Transforming dancescapesComment on this story
Turning 21 signifies coming of age. That’s why Moving into Dance Mophatong’s 2012 season celebrates two decades of dance training which has produced significant dancers, choreographers, teachers and administrators.
At the Dance Factory tomorrow night 21 opens with Robyn Orlin’s commissioned Beauty Remained for just a moment then returned gently to her starting position… followed by MIDM founder Sylvia Glasser’s iconic Tranceformations (November 29-December 2).
Glasser reflects on her own educational origins and inspirations.
AS: What was your first memory of dancing?
SG: A tap class in Pietersberg with Thelma Wilson. I was four years old. I had pigeon toes and my mother was told to take me. When I was eight I started ballet with Moira Maudsley. I also took modern, Spanish and tap. When we visited our family in (then) Rhodesia I did a class with Elaine Archibald who made the mistake of telling my mother I was very talented.
Why did you study at the London College of Dance and Drama when you were 18?
When I could not take my elementary exam because I had pneumonia, I had to go to London in 1961 because the examiners only came to South Africa every two years.
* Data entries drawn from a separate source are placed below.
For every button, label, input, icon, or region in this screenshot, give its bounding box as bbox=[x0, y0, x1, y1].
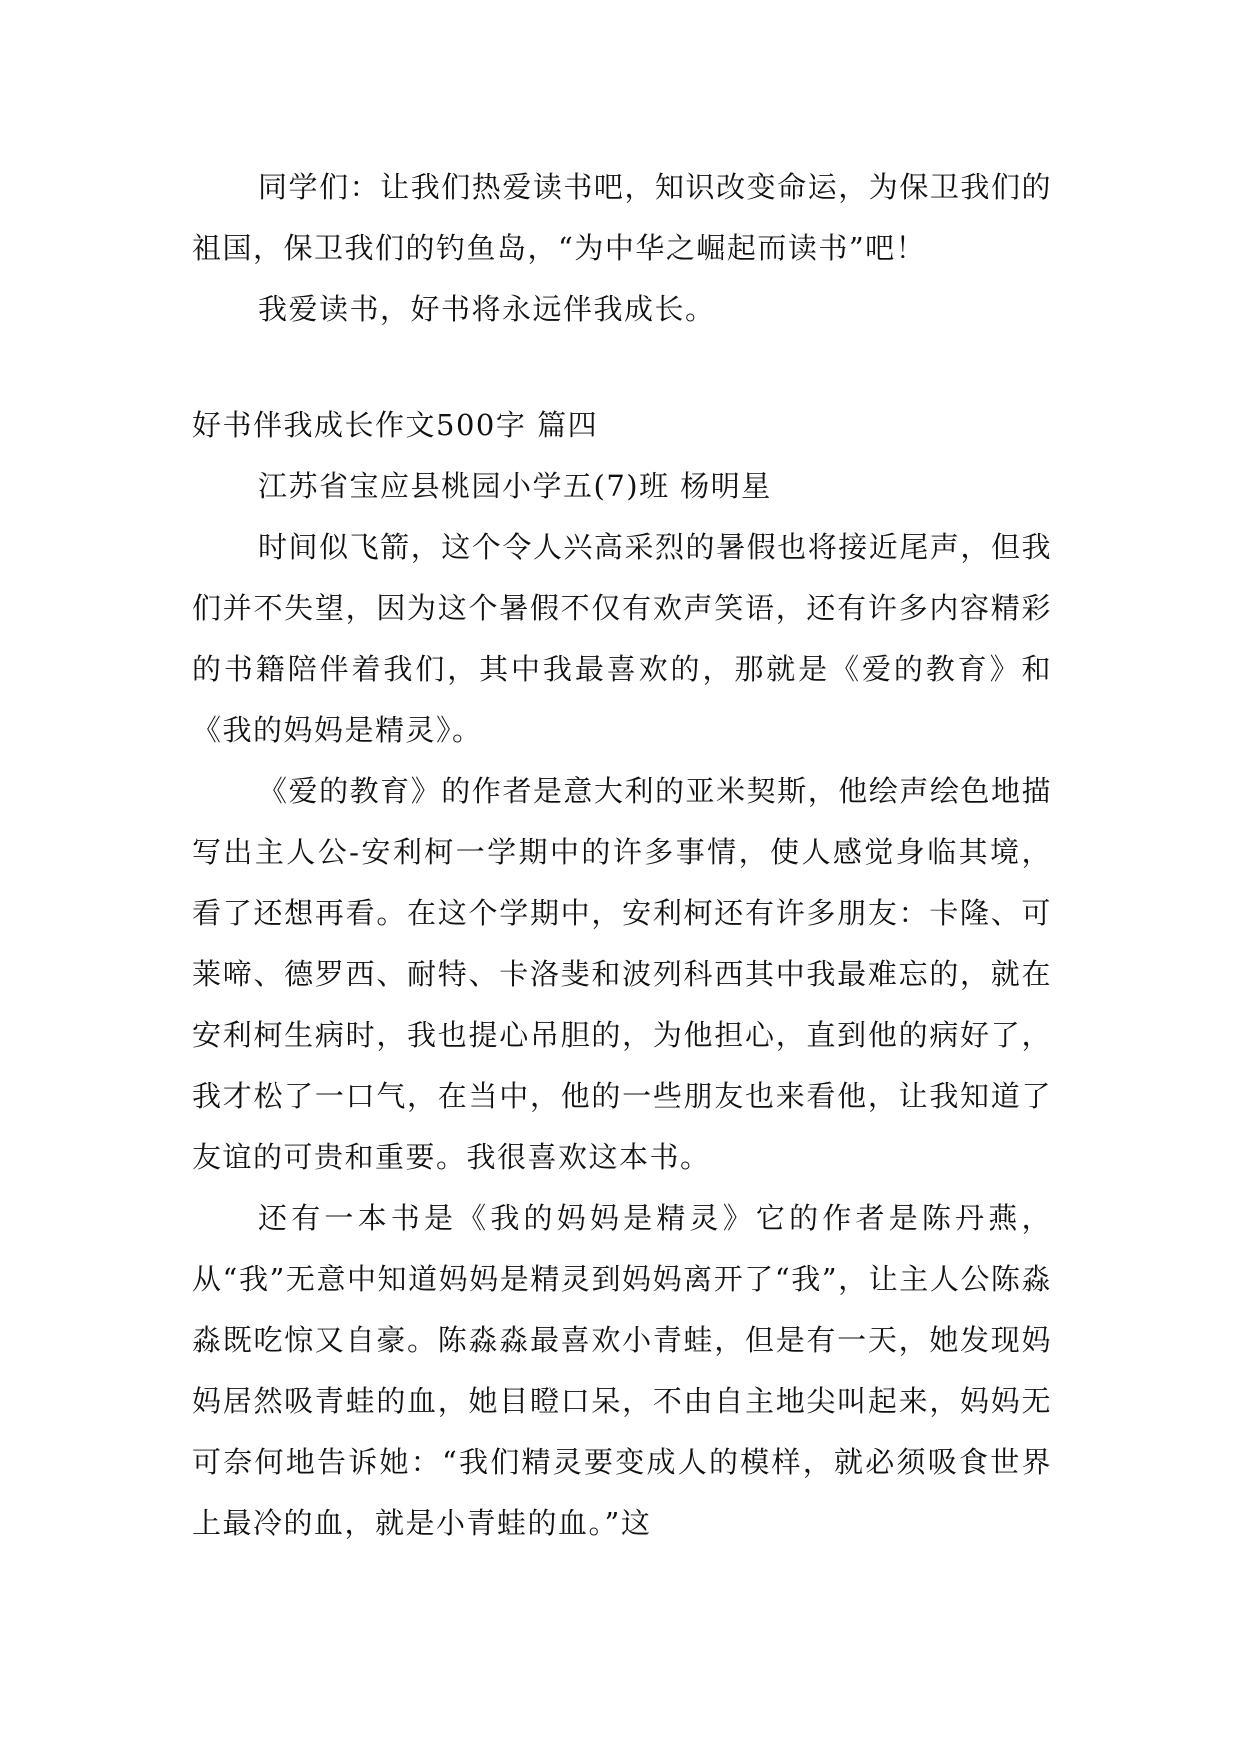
paragraph-summer-books: 时间似飞箭，这个令人兴高采烈的暑假也将接近尾声，但我们并不失望，因为这个暑假不仅有欢声笑语，还有许多内容精彩的书籍陪伴着我们，其中我最喜欢的，那就是《爱的教育》和《我的妈妈是精灵》。 bbox=[192, 530, 1052, 747]
author-line: 江苏省宝应县桃园小学五(7)班 杨明星 bbox=[258, 469, 772, 503]
document-body bbox=[192, 157, 1052, 1554]
paragraph-mother-elf: 还有一本书是《我的妈妈是精灵》它的作者是陈丹燕，从“我”无意中知道妈妈是精灵到妈妈离开了“我”，让主人公陈淼淼既吃惊又自豪。陈淼淼最喜欢小青蛙，但是有一天，她发现妈妈居然吸青蛙的血，她目瞪口呆，不由自主地尖叫起来，妈妈无可奈何地告诉她：“我们精灵要变成人的模样，就必须吸食世界上最冷的血，就是小青蛙的血。”这 bbox=[192, 1201, 1052, 1540]
paragraph-call-to-read: 同学们：让我们热爱读书吧，知识改变命运，为保卫我们的祖国，保卫我们的钓鱼岛，“为中华之崛起而读书”吧！ bbox=[192, 170, 1052, 265]
essay-heading: 好书伴我成长作文500字 篇四 bbox=[192, 408, 599, 442]
paragraph-closing-line: 我爱读书，好书将永远伴我成长。 bbox=[258, 292, 716, 326]
paragraph-love-education: 《爱的教育》的作者是意大利的亚米契斯，他绘声绘色地描写出主人公-安利柯一学期中的许多事情，使人感觉身临其境，看了还想再看。在这个学期中，安利柯还有许多朋友：卡隆、可莱啼、德罗西、耐特、卡洛斐和波列科西其中我最难忘的，就在安利柯生病时，我也提心吊胆的，为他担心，直到他的病好了，我才松了一口气，在当中，他的一些朋友也来看他，让我知道了友谊的可贵和重要。我很喜欢这本书。 bbox=[192, 774, 1052, 1174]
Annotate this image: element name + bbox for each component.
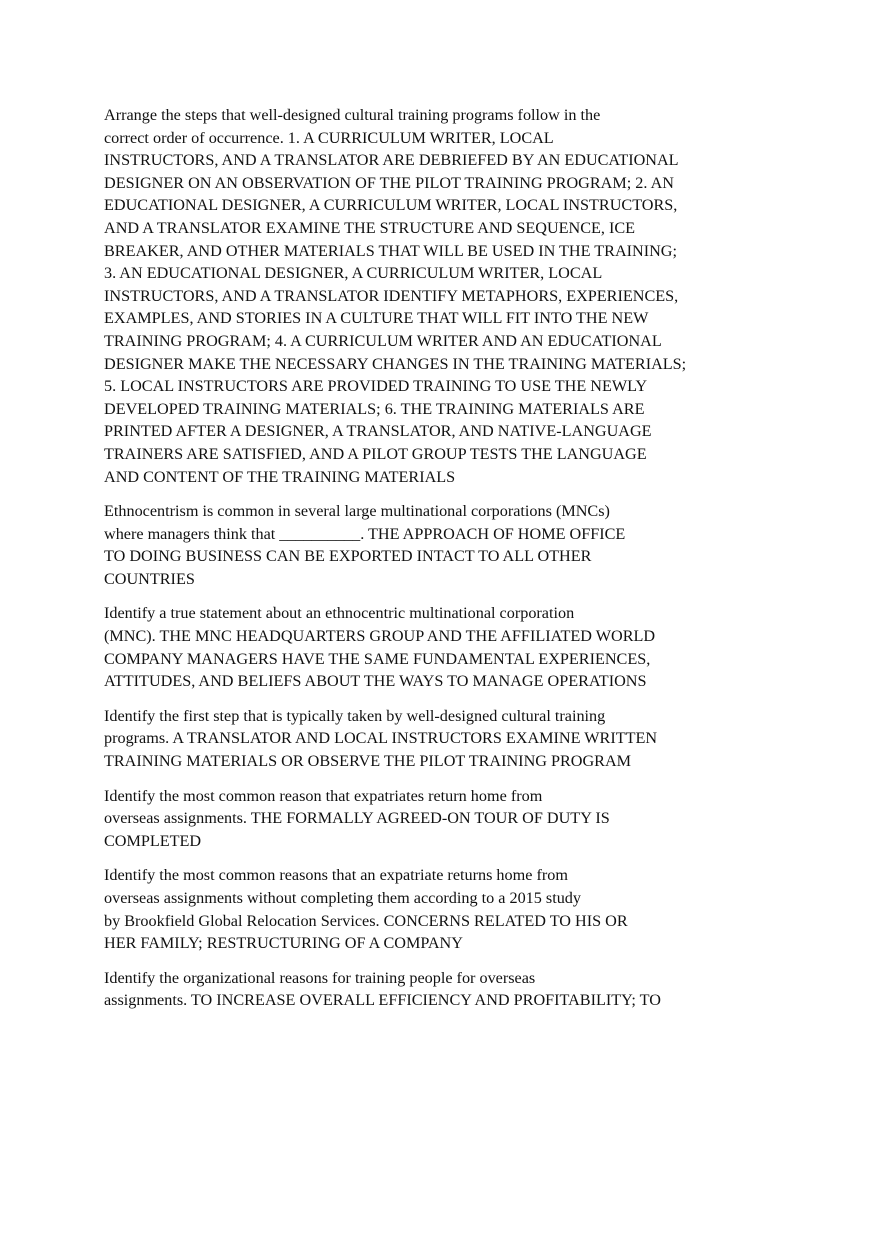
text-line: 3. AN EDUCATIONAL DESIGNER, A CURRICULUM WRITER, LOCAL xyxy=(104,264,603,283)
text-line: TRAINERS ARE SATISFIED, AND A PILOT GROUP TESTS THE LANGUAGE xyxy=(104,444,647,463)
text-line: TO DOING BUSINESS CAN BE EXPORTED INTACT TO ALL OTHER xyxy=(104,547,592,566)
text-line: COMPANY MANAGERS HAVE THE SAME FUNDAMENTAL EXPERIENCES, xyxy=(104,649,651,668)
text-line: PRINTED AFTER A DESIGNER, A TRANSLATOR, AND NATIVE-LANGUAGE xyxy=(104,422,652,441)
text-line: HER FAMILY; RESTRUCTURING OF A COMPANY xyxy=(104,934,463,953)
text-line: correct order of occurrence. 1. A CURRICULUM WRITER, LOCAL xyxy=(104,128,554,147)
text-line: AND A TRANSLATOR EXAMINE THE STRUCTURE AND SEQUENCE, ICE xyxy=(104,218,636,237)
text-line: Identify a true statement about an ethnocentric multinational corporation xyxy=(104,604,575,623)
text-line: overseas assignments. THE FORMALLY AGREED-ON TOUR OF DUTY IS xyxy=(104,809,610,828)
text-line: programs. A TRANSLATOR AND LOCAL INSTRUCTORS EXAMINE WRITTEN xyxy=(104,729,658,748)
text-line: Identify the most common reasons that an expatriate returns home from xyxy=(104,866,568,885)
text-line: DESIGNER ON AN OBSERVATION OF THE PILOT TRAINING PROGRAM; 2. AN xyxy=(104,173,674,192)
question-answer-paragraph xyxy=(104,864,744,954)
question-answer-paragraph xyxy=(104,705,744,773)
text-line: Identify the most common reason that expatriates return home from xyxy=(104,786,543,805)
text-line: TRAINING PROGRAM; 4. A CURRICULUM WRITER AND AN EDUCATIONAL xyxy=(104,331,662,350)
text-line: EXAMPLES, AND STORIES IN A CULTURE THAT WILL FIT INTO THE NEW xyxy=(104,309,649,328)
text-line: EDUCATIONAL DESIGNER, A CURRICULUM WRITER, LOCAL INSTRUCTORS, xyxy=(104,196,678,215)
text-line: Ethnocentrism is common in several large multinational corporations (MNCs) xyxy=(104,502,610,521)
text-line: Identify the first step that is typically taken by well-designed cultural training xyxy=(104,706,606,725)
text-line: 5. LOCAL INSTRUCTORS ARE PROVIDED TRAINING TO USE THE NEWLY xyxy=(104,377,648,396)
text-line: INSTRUCTORS, AND A TRANSLATOR IDENTIFY METAPHORS, EXPERIENCES, xyxy=(104,286,679,305)
text-line: by Brookfield Global Relocation Services. CONCERNS RELATED TO HIS OR xyxy=(104,911,628,930)
text-line: TRAINING MATERIALS OR OBSERVE THE PILOT TRAINING PROGRAM xyxy=(104,752,632,771)
text-line: INSTRUCTORS, AND A TRANSLATOR ARE DEBRIEFED BY AN EDUCATIONAL xyxy=(104,151,679,170)
question-answer-paragraph xyxy=(104,500,744,590)
text-line: AND CONTENT OF THE TRAINING MATERIALS xyxy=(104,467,456,486)
text-line: BREAKER, AND OTHER MATERIALS THAT WILL BE USED IN THE TRAINING; xyxy=(104,241,677,260)
text-line: Arrange the steps that well-designed cultural training programs follow in the xyxy=(104,106,601,124)
question-answer-paragraph xyxy=(104,602,744,692)
question-answer-paragraph xyxy=(104,104,744,488)
text-line: DESIGNER MAKE THE NECESSARY CHANGES IN THE TRAINING MATERIALS; xyxy=(104,354,687,373)
text-line: DEVELOPED TRAINING MATERIALS; 6. THE TRAINING MATERIALS ARE xyxy=(104,399,645,418)
question-answer-paragraph xyxy=(104,785,744,853)
text-line: overseas assignments without completing them according to a 2015 study xyxy=(104,889,581,907)
text-line: COUNTRIES xyxy=(104,569,195,588)
text-line: where managers think that __________. THE APPROACH OF HOME OFFICE xyxy=(104,524,626,543)
text-line: COMPLETED xyxy=(104,831,202,850)
text-line: assignments. TO INCREASE OVERALL EFFICIENCY AND PROFITABILITY; TO xyxy=(104,991,661,1010)
text-line: (MNC). THE MNC HEADQUARTERS GROUP AND THE AFFILIATED WORLD xyxy=(104,627,656,646)
question-answer-paragraph xyxy=(104,967,744,1012)
text-line: Identify the organizational reasons for training people for overseas xyxy=(104,968,536,987)
document-body xyxy=(104,104,744,1024)
text-line: ATTITUDES, AND BELIEFS ABOUT THE WAYS TO MANAGE OPERATIONS xyxy=(104,672,647,691)
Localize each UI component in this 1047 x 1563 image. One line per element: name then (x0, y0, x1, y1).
My father wanted me to be a book keeper, my teachers wanted me to be a lawyer, but I always wanted to teach – something.
At the college I studied ballet (Royal Academy of Dancing and Cecchetti), ISTD modern, the Graham technique, national dancing (which I loved the most) from all over the world except Africa, natural movement, anatomy, physiology, teaching methodology, history of dancing and ballroom dancing.
I was a qualified ballroom dance teacher and on my return to South Africa in 1963 I taught it at Redhill School as well as ballet and creative movement at End Street Convent.
I started the Sylvia Glasser Contemporary Dance Group in1971 and first taught contemporary dance at the Nugget Street Moth Hall in 1964.
Your educational background fed into your developing an Afrocentric blueprint for vocational dance training in 1992. What was your prime motivation for doing this?
I had been trying to teach this way since 1963. I wanted to do something in Johannesburg in accordance with the combination of choreographic, technique and performance training which I had experienced in London. Also, I had been teaching at the University of South Wales in Sydney and I saw what an impact I had made there for six months. I was offered an opportunity to stay on.
Secondly, in 1990, before I left for Australia, I had met some school principals and teachers who knew I was teaching 30 kids in Braam- fontein on Saturdays: “What about the thousands of other kids in Soweto?” They asked. I realised I needed to have a full time course to train teachers.
Lastly, our Schweppes Training Course in the Braamfontein Recreation Centre in 1990 was run by Bev Elgie. There were so many talented people like Vincent Mantsoe, Gregory Maqoma, Eric Lehana, Pule Kgaratsi and Portia Mashigo. Nine months later – what was going to happen to them?
What is it you did not want to teach in the inaugural Community Dance Teachers Training Course (CDTTC)?
I didn’t want to replicate the Eurocentric training. That is why I banished ballet from the curriculum because it took me five years to retrain ballet dancers and it took me 10 years to be “untrained”.
I had started experimenting with Afro-fusion in 1977 on sabbatical doing my MA in Houston. I was working with African music and improvisation.
Tranceformations is rooted in your social anthropology studies at Wits University from 1987 to 1989, the year your lecturer Dr David Webster was assassinated by the security police.
Yes. David Webster encouraged me in my dance work. Professor David Hammond-Tooke introduced me to Prof David Lewis-Williams who in 1987 gave me all the papers and recommended several books to read on San rock art and ritual. I waited for three years before I was ready to do a dance work.
Tranceformations, based on the belief systems of the ! Xam, was first performed in October 1991 (the original cast included Greg, Vincent, Moeketsi, Pule, Eric and Portia), in Grahamstown in 1992, Holland in 1993, 1994, 1998, 2003 and Finland in 2004.
The process of restaging it means going back to look at each image of rock art which inspired me and ensuring that every dancer knows what the image means and the importance of the complex spiritual belief system. They have to understand and respect that.
How do you teach trance?
You don’t. No one was more surprised than me when the first cast went into trance.
Having said that, the choreography was consciously repetitive, rhythmic, mesmerizing, and just the way real trance dance is performed. I’d seen all this embodied in images and actual trance.
I’ve always said: my task is to show what the ancient shamans saw, what they felt and what they did, physically and spiritually. I had to find a choreographic language into the realm of rock art. I had been searching for this spirituality in my work since 1965.
You were 51 years old when you started the CDTCC, which is now the accredited Professional Arts Training Course. You are now almost 72, is retirement on the cards?
I’ve always said I don’t want to stay past my sell-by date.